Thierno Mamadou Bah, journaliste et Directeur de publication du Défi, échappe à une tentative d’enlèvement

En dépit de toutes les législations relatives à la liberté de la presse votées, le journalisme reste et demeure un métier difficile à exercer en Guinée. Que ce soit pendant les couvertures des manifestations ‘pacifiques’ de l’opposition, les investigations sur des malversations financières impliquant de hautes personnalités de l’État ou pour avoir exprimé une opinion, les journalistes sont victimes d’agressions physiques, intimidations et/ou menaces de mort. Le dernier cas en date concerne le journaliste et Directeur de publication de l’hebdomadaire indépendant Le Défi, Thierno Mamadou Bah.

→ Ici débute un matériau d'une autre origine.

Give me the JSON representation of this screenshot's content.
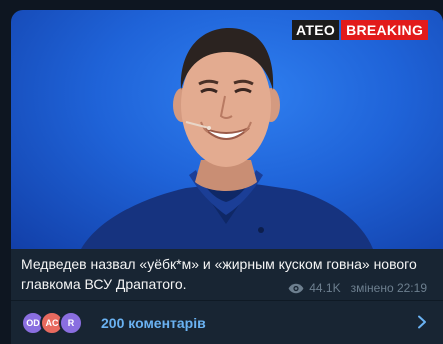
{
  "post": {
    "brand": {
      "logo": "ATEO",
      "badge": "BREAKING"
    },
    "caption": "Медведев назвал «уёбк*м» и «жирным куском говна» нового главкома ВСУ Драпатого.",
    "views": "44.1K",
    "edited_time": "змінено 22:19"
  },
  "comments": {
    "label": "200 коментарів",
    "avatars": [
      "OD",
      "AC",
      "R"
    ]
  },
  "colors": {
    "page_bg": "#0e1621",
    "bubble_bg": "#182533",
    "link": "#6ab2f2",
    "meta": "#6d7f8f",
    "breaking_red": "#e21b1b"
  },
  "icons": [
    "eye-icon",
    "chevron-right-icon"
  ]
}
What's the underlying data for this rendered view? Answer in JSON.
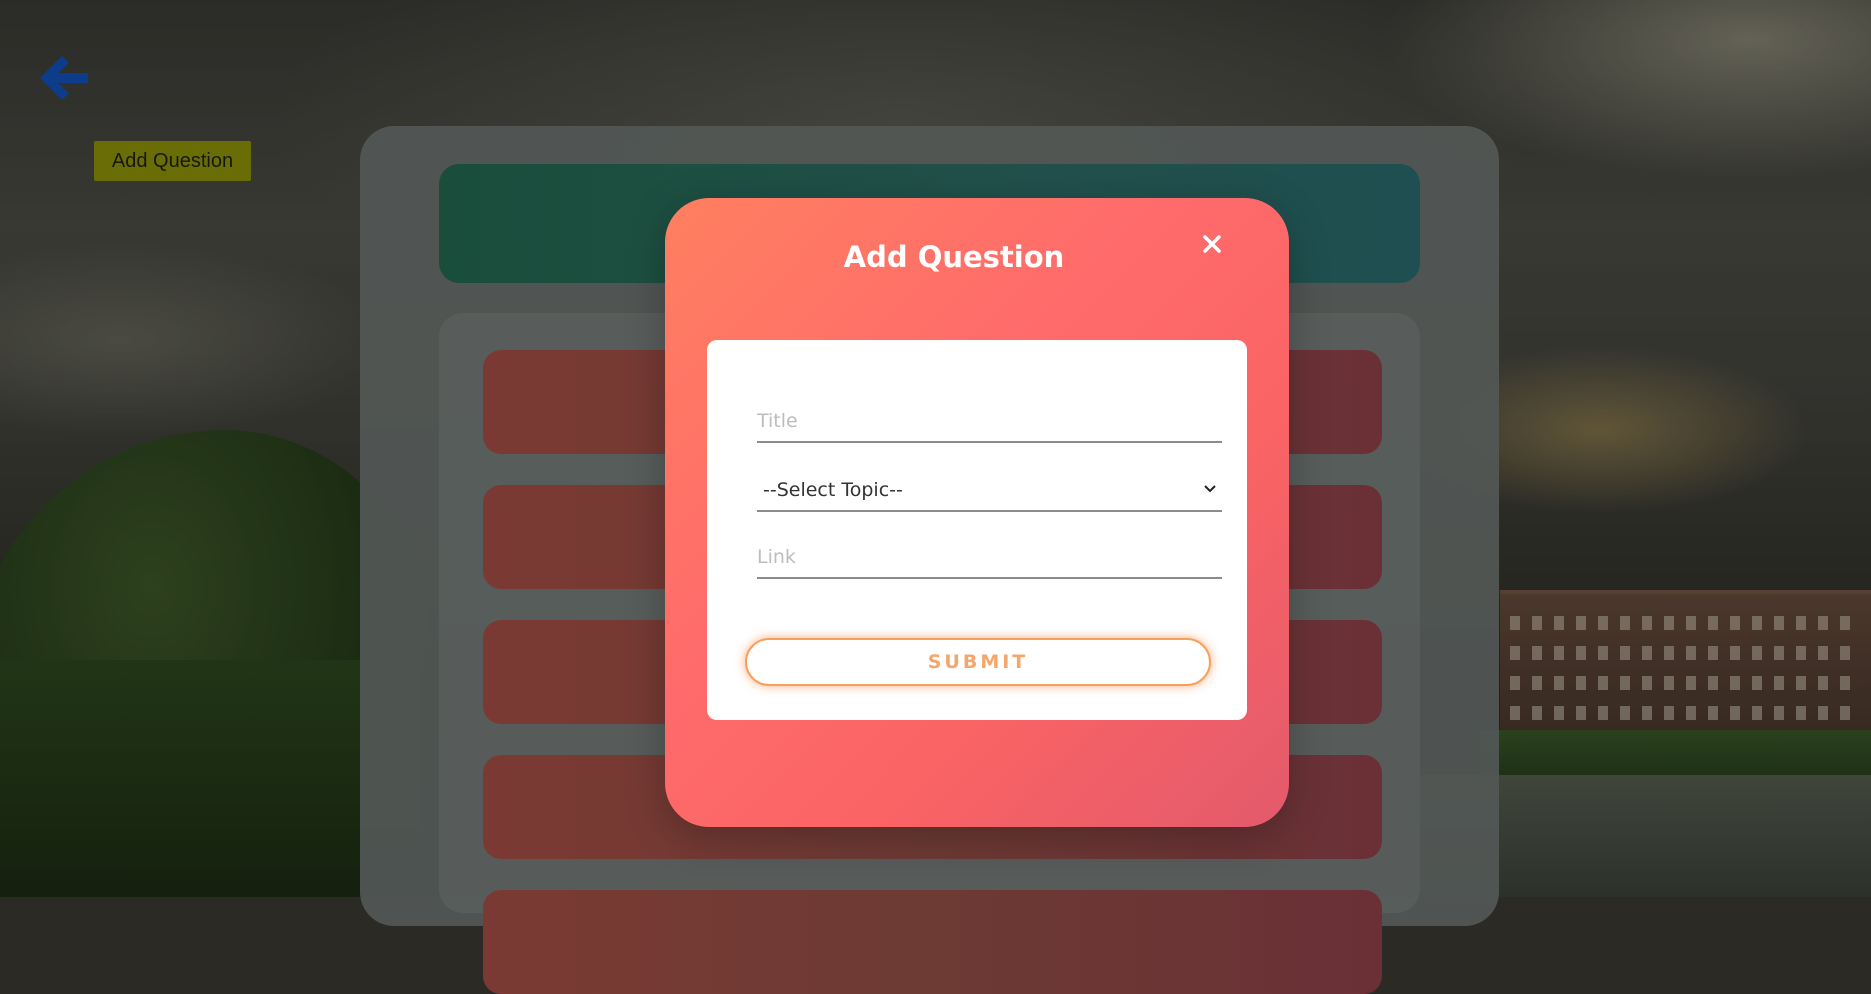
{
  "page": {
    "add_question_button_label": "Add Question"
  },
  "modal": {
    "title": "Add Question",
    "close_glyph": "×",
    "title_field": {
      "value": "",
      "placeholder": "Title"
    },
    "topic_select": {
      "selected": "--Select Topic--"
    },
    "link_field": {
      "value": "",
      "placeholder": "Link"
    },
    "submit_label": "SUBMIT"
  },
  "icons": {
    "back": "arrow-left-icon",
    "close": "close-icon",
    "dropdown": "chevron-down-icon"
  },
  "colors": {
    "back_arrow": "#0c3c8a",
    "add_question_bg": "#6a6d06",
    "modal_gradient_start": "#ff7f60",
    "modal_gradient_end": "#e35a6c",
    "submit_border": "#f7a05a",
    "submit_text": "#f5a66a"
  }
}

Connu pour ses positions critiques à l’encontre du président Alpha Condé et de son régime, notre confrère dit avoir échappé de justesse à une tentative d’enlèvement, ce samedi 16 mai, à Conakry. ‘Dieu m’a sauvé encore une fois ce matin. Des gens ont voulu m’enlever pour m’envoyer je ne sais où. J’ai reçu plusieurs appels, 4 ou 5 appels d’affilé d’un numéro Orange. Ne connaissant pas le numéro et vu l’heure, je n’ai pas voulu décrocher. Donc les appels n’ayant pas été décrochés, j’ai reçu trois minutes après, un SMS du même numéro (…) m’annonçant un incendie au siège de mon journal.’, a-t-il annoncé. Inquiété par ce qu’il vient d’apprendre, le journaliste décide de rappeler son ‘informateur’. Au bout du fil, une voix féminine qui commence par l’insulter. ‘J’ai donc rappelé et au bout du fil une voix féminine qui refuse de s’identifier et qui me parle hâtivement : vous les journalistes là vous êtes gonflés… Moi c’est juste vous dire que l’immeuble qui abrite vos bureaux a pris feu, lui a-t-elle dit, avant de poursuivre : l’incendie s’y est déclaré depuis vers 5H30 mais je cherchais votre numéro. Les deux premiers niveaux sont calcinés et si vous ne venez pas vite vous allez tout perdre‘, puis elle raccroche et ferme son téléphone.

Décidé à sauver les locaux de son hebdomadaire, il sort de chez lui en catastrophe pour le bureau. Trois personnes l’aurait tendu un guet-apens en cours de route. ‘A Symbaya gare (…), trois hommes étaient arrêtés là. Deux d’un côté et un de l’autre. J’ai cru comprendre qu’ils cherchaient une occasion pour Cosa. Un d’eux, le plus court, m’a adressé la parole et j’ai donc baissé la vitre avant, côté passager et il m’a dit qu’ils cherchaient à aller à Petit Symbaya. J’ai dit que j’étais désolé et que je venais juste à côté. J’ai donc rapidement remonté la vitre. Dès que j’ai remonté la vitre, chacun des trois s’est précipité sur une portière et a tenté de l’ouvrir de force. Mais vu que les portuaires se verrouillent automatiquement, ils n’ont pas réussi à les ouvrir’, s’est-il félicité.

Ayant compris la gravité de ce qui s’apparente à une tentative d’enlèvement, Thierno Mamadou Bah a , malgré l’état piteux de la route, accéléré rapidement pour s’échapper du lieu. Ils l’aurait poursuivi à bord de deux motos.

Selon la reconstitution de la police judiciaire, c’est comme ça que l’ancien ministre de la Jeunesse, Thierno Aliou Diaouné, avait été enlevé à Lambanyi et conduit à Yattaya où il fut tué par balles en janvier dernier. Si le mobile de ce crime est présenté par flics comme étant une tentative de vol de sa Toyota Land Cruiser qui a mal tourné, ce nouveau incident laisse penser à l’existence d’un commando chargé de régler les comptes des critiques du régime actuel. D’autant que le porte-parole de l’opposition, Aboubacar Sylla, a lui aussi fait l’objet d’une tentative d’assassinat.

M. Bah, après s’être rendu au poste de la Gendarmerie de Cosa où il a passé environ cinq minutes, arrive sur les lieux. Il remarque qu’il n’y avait pas d’incendie, pas d’attroupement, tout était calme. Ainsi, il juge nécessaire de ne pas s’arrêter là. Il fait donc un détour vers le stade de Nongo et reprend la route de Bantouka pour revenir sur Cosa, Matoto, et rejoindre son domicile.

Notre confrère annonce qu’il compte porter plainte contre X pour tentative d’enlèvement, même si, dit-il, il sait à l’avance, vu l’expérience, que la plainte ne servira à rien.

Aujourd’hui, Thierno Mamadou Bah dit craindre sérieusement pour sa sécurité et celle de ses proches.